The field of engineering education has long focused on instilling a set of core ethical
principles in developing engineers28, 29, 30. Guided by the U.S. Accreditation Board for
Engineering and Technology (ABET), undergraduate engineering programs aim to help
students develop “an understanding of professional and ethical responsibility”31. In
general, however, engineering ethics have emphasized principles such as accountability
to the client—defined as the people or organizations who have retained the engineer’s
services, not as the broader public for whom a given product or innovation will result in
either benefit or harm30. Some have critiqued this approach as insufficient for producing
engineers who think critically about the social implications of their work and the ways in
which their profession writ large enacts discourses of power that at times reinforces
social inequalities32, 33, 34. An ethic of care35, 36, when applied to engineering, calls for a
shift away from a framing of engineering work as the practice of solving well-defined
technical problems and toward a view of engineers as participants in and shapers of broad
social concerns30, 35.
The phenomenon illustrated in the example above—that of depolicitizing a complex
social problem in order to frame it as a simple problem with a feasible technical solution
that can be designed within the time and resource constraints of a semester-long
Freshman Projects course—demonstrates one way in which students are permitted to
move quickly toward a technical framing of a problem, and away from the ethic of care
promoted by some engineering educators. From one perspective, attempts at humorous
“attention getters,” audience laughter in response, and the lack of critical response by the
teaching staff might be viewed as innocuous, as barely worthy of analytic attention. We
would note, however, that students and teaching staff did clearly orient to and respond to
other non-technical aspects of the presentations, such as student attire and grooming.

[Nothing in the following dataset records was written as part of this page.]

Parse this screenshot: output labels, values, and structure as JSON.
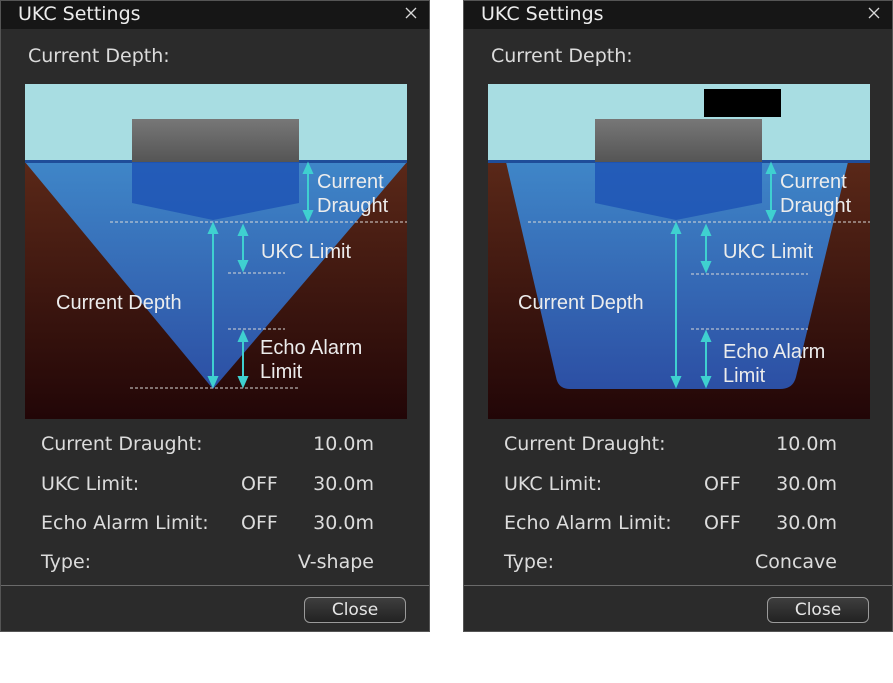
{
  "dialogs": [
    {
      "title": "UKC Settings",
      "current_depth_label": "Current Depth:",
      "current_depth_value": "",
      "diagram": {
        "shape": "V-shape",
        "labels": {
          "current_draught_1": "Current",
          "current_draught_2": "Draught",
          "ukc_limit": "UKC Limit",
          "current_depth": "Current Depth",
          "echo_alarm_1": "Echo Alarm",
          "echo_alarm_2": "Limit"
        }
      },
      "rows": [
        {
          "label": "Current Draught:",
          "state": "",
          "value": "10.0m"
        },
        {
          "label": "UKC Limit:",
          "state": "OFF",
          "value": "30.0m"
        },
        {
          "label": "Echo Alarm Limit:",
          "state": "OFF",
          "value": "30.0m"
        },
        {
          "label": "Type:",
          "state": "",
          "value": "V-shape"
        }
      ],
      "close_button": "Close"
    },
    {
      "title": "UKC Settings",
      "current_depth_label": "Current Depth:",
      "current_depth_value": "",
      "diagram": {
        "shape": "Concave",
        "labels": {
          "current_draught_1": "Current",
          "current_draught_2": "Draught",
          "ukc_limit": "UKC Limit",
          "current_depth": "Current Depth",
          "echo_alarm_1": "Echo Alarm",
          "echo_alarm_2": "Limit"
        }
      },
      "rows": [
        {
          "label": "Current Draught:",
          "state": "",
          "value": "10.0m"
        },
        {
          "label": "UKC Limit:",
          "state": "OFF",
          "value": "30.0m"
        },
        {
          "label": "Echo Alarm Limit:",
          "state": "OFF",
          "value": "30.0m"
        },
        {
          "label": "Type:",
          "state": "",
          "value": "Concave"
        }
      ],
      "close_button": "Close"
    }
  ],
  "colors": {
    "sky": "#a8dde2",
    "seabed_top": "#5a2818",
    "seabed_bottom": "#220607",
    "water_top": "#3f86c8",
    "water_bottom": "#2c4fa4",
    "arrow": "#3fd0d0"
  }
}
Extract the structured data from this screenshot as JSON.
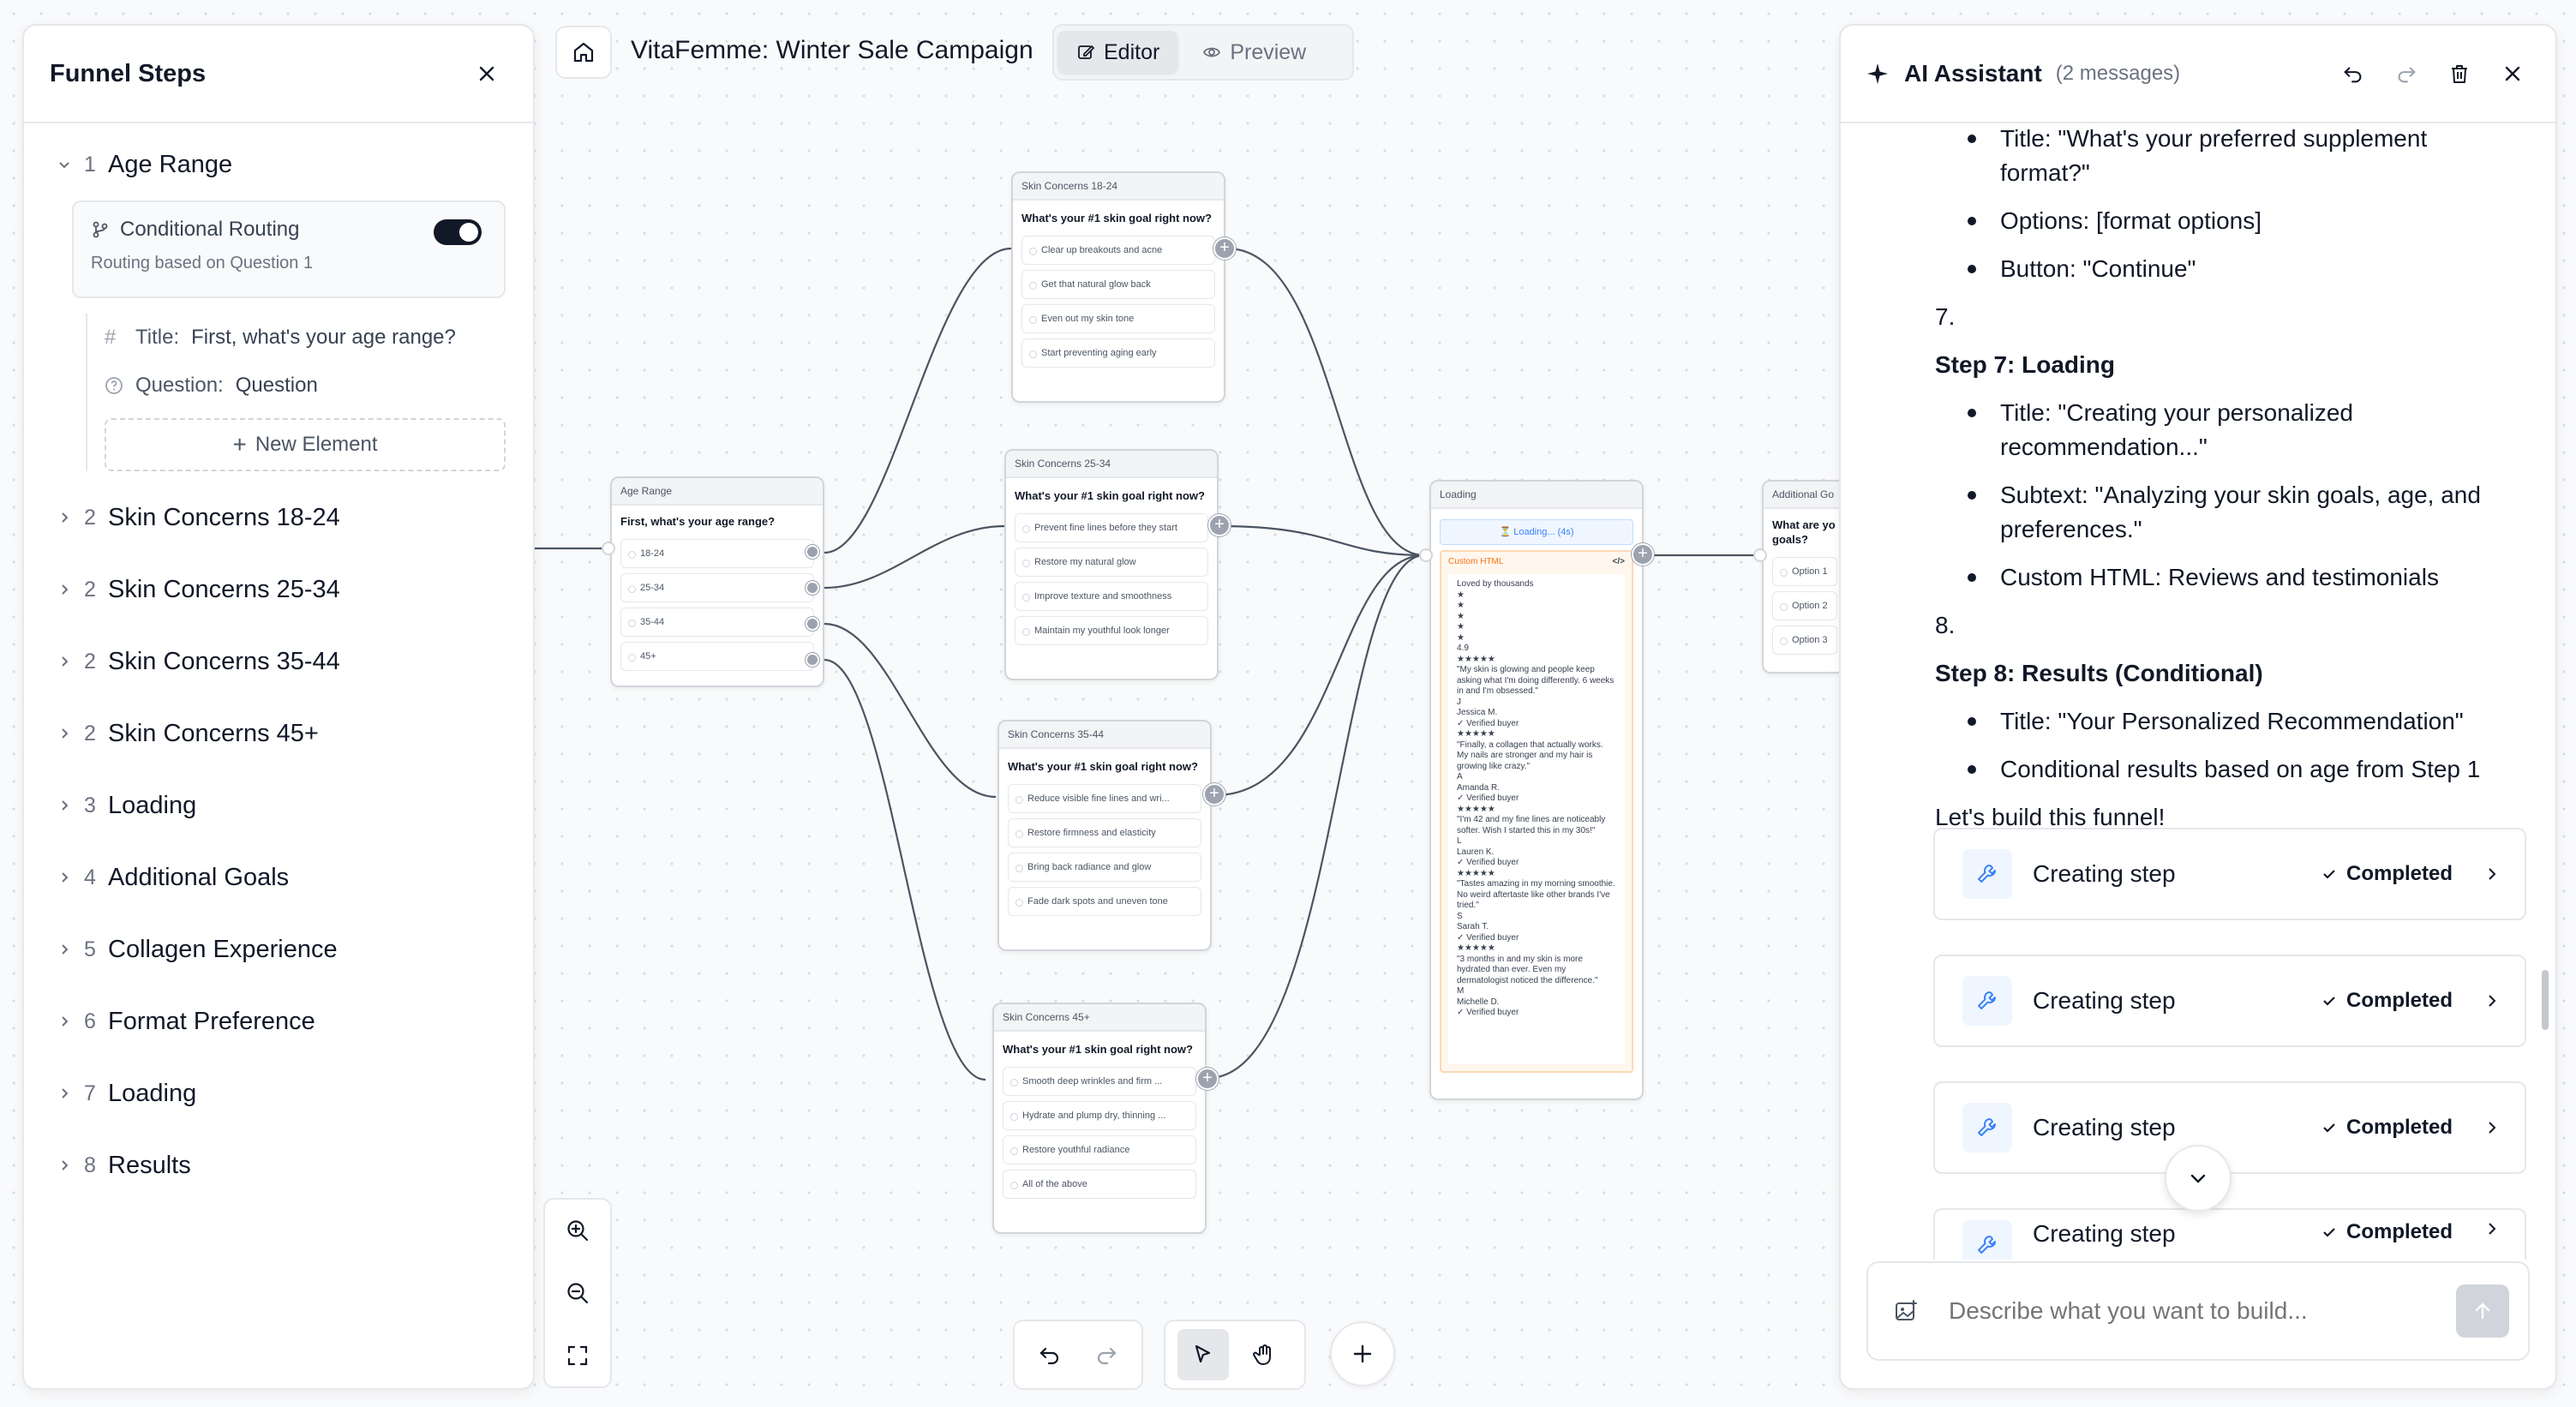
{
  "app": {
    "title": "VitaFemme: Winter Sale Campaign"
  },
  "modes": [
    {
      "label": "Editor",
      "active": true
    },
    {
      "label": "Preview",
      "active": false
    }
  ],
  "funnel": {
    "title": "Funnel Steps",
    "expanded": {
      "number": "1",
      "name": "Age Range",
      "routing": {
        "label": "Conditional Routing",
        "sub": "Routing based on Question 1",
        "enabled": true
      },
      "elements": [
        {
          "key": "Title:",
          "value": "First, what's your age range?"
        },
        {
          "key": "Question:",
          "value": "Question"
        }
      ],
      "new_element": "New Element"
    },
    "steps": [
      {
        "number": "2",
        "name": "Skin Concerns 18-24"
      },
      {
        "number": "2",
        "name": "Skin Concerns 25-34"
      },
      {
        "number": "2",
        "name": "Skin Concerns 35-44"
      },
      {
        "number": "2",
        "name": "Skin Concerns 45+"
      },
      {
        "number": "3",
        "name": "Loading"
      },
      {
        "number": "4",
        "name": "Additional Goals"
      },
      {
        "number": "5",
        "name": "Collagen Experience"
      },
      {
        "number": "6",
        "name": "Format Preference"
      },
      {
        "number": "7",
        "name": "Loading"
      },
      {
        "number": "8",
        "name": "Results"
      }
    ]
  },
  "nodes": {
    "age": {
      "title": "Age Range",
      "question": "First, what's your age range?",
      "options": [
        "18-24",
        "25-34",
        "35-44",
        "45+"
      ]
    },
    "sc1824": {
      "title": "Skin Concerns 18-24",
      "question": "What's your #1 skin goal right now?",
      "options": [
        "Clear up breakouts and acne",
        "Get that natural glow back",
        "Even out my skin tone",
        "Start preventing aging early"
      ]
    },
    "sc2534": {
      "title": "Skin Concerns 25-34",
      "question": "What's your #1 skin goal right now?",
      "options": [
        "Prevent fine lines before they start",
        "Restore my natural glow",
        "Improve texture and smoothness",
        "Maintain my youthful look longer"
      ]
    },
    "sc3544": {
      "title": "Skin Concerns 35-44",
      "question": "What's your #1 skin goal right now?",
      "options": [
        "Reduce visible fine lines and wri...",
        "Restore firmness and elasticity",
        "Bring back radiance and glow",
        "Fade dark spots and uneven tone"
      ]
    },
    "sc45": {
      "title": "Skin Concerns 45+",
      "question": "What's your #1 skin goal right now?",
      "options": [
        "Smooth deep wrinkles and firm ...",
        "Hydrate and plump dry, thinning ...",
        "Restore youthful radiance",
        "All of the above"
      ]
    },
    "loading": {
      "title": "Loading",
      "pill": "⏳ Loading... (4s)",
      "custom_label": "Custom HTML",
      "code_icon": "</>",
      "lines": [
        "Loved by thousands",
        "★",
        "★",
        "★",
        "★",
        "★",
        "4.9",
        "★★★★★",
        "\"My skin is glowing and people keep asking what I'm doing differently. 6 weeks in and I'm obsessed.\"",
        "J",
        "Jessica M.",
        "✓ Verified buyer",
        "★★★★★",
        "\"Finally, a collagen that actually works. My nails are stronger and my hair is growing like crazy.\"",
        "A",
        "Amanda R.",
        "✓ Verified buyer",
        "★★★★★",
        "\"I'm 42 and my fine lines are noticeably softer. Wish I started this in my 30s!\"",
        "L",
        "Lauren K.",
        "✓ Verified buyer",
        "★★★★★",
        "\"Tastes amazing in my morning smoothie. No weird aftertaste like other brands I've tried.\"",
        "S",
        "Sarah T.",
        "✓ Verified buyer",
        "★★★★★",
        "\"3 months in and my skin is more hydrated than ever. Even my dermatologist noticed the difference.\"",
        "M",
        "Michelle D.",
        "✓ Verified buyer"
      ]
    },
    "additional": {
      "title": "Additional Go",
      "question": "What are yo goals?",
      "options": [
        "Option 1",
        "Option 2",
        "Option 3"
      ]
    }
  },
  "assistant": {
    "title": "AI Assistant",
    "count": "(2 messages)",
    "blocks": [
      {
        "kind": "bullet",
        "text": "Title: \"What's your preferred supplement format?\""
      },
      {
        "kind": "bullet",
        "text": "Options: [format options]"
      },
      {
        "kind": "bullet",
        "text": "Button: \"Continue\""
      },
      {
        "kind": "num",
        "text": "7."
      },
      {
        "kind": "heading",
        "text": "Step 7: Loading"
      },
      {
        "kind": "bullet",
        "text": "Title: \"Creating your personalized recommendation...\""
      },
      {
        "kind": "bullet",
        "text": "Subtext: \"Analyzing your skin goals, age, and preferences.\""
      },
      {
        "kind": "bullet",
        "text": "Custom HTML: Reviews and testimonials"
      },
      {
        "kind": "num",
        "text": "8."
      },
      {
        "kind": "heading",
        "text": "Step 8: Results (Conditional)"
      },
      {
        "kind": "bullet",
        "text": "Title: \"Your Personalized Recommendation\""
      },
      {
        "kind": "bullet",
        "text": "Conditional results based on age from Step 1"
      },
      {
        "kind": "para",
        "text": "Let's build this funnel!"
      }
    ],
    "tool_calls": [
      {
        "label": "Creating step",
        "status": "Completed"
      },
      {
        "label": "Creating step",
        "status": "Completed"
      },
      {
        "label": "Creating step",
        "status": "Completed"
      },
      {
        "label": "Creating step",
        "status": "Completed"
      }
    ],
    "composer_placeholder": "Describe what you want to build..."
  }
}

Students spent a good deal of time at the beginning of the class commenting on how one
another were dressed and groomed, and the teaching staff made deductions from
presentation scores from groups with members wearing jeans, or sleeveless dresses. The
failure to comment on or engage with the jokes described above can readily be seen as a
manifestation in this context of the ideology of depoliticization discussed by Cech. We
suggest that attention to ways in which ideologies enter into the socialization process
should be an important focus of future work on becoming an engineer.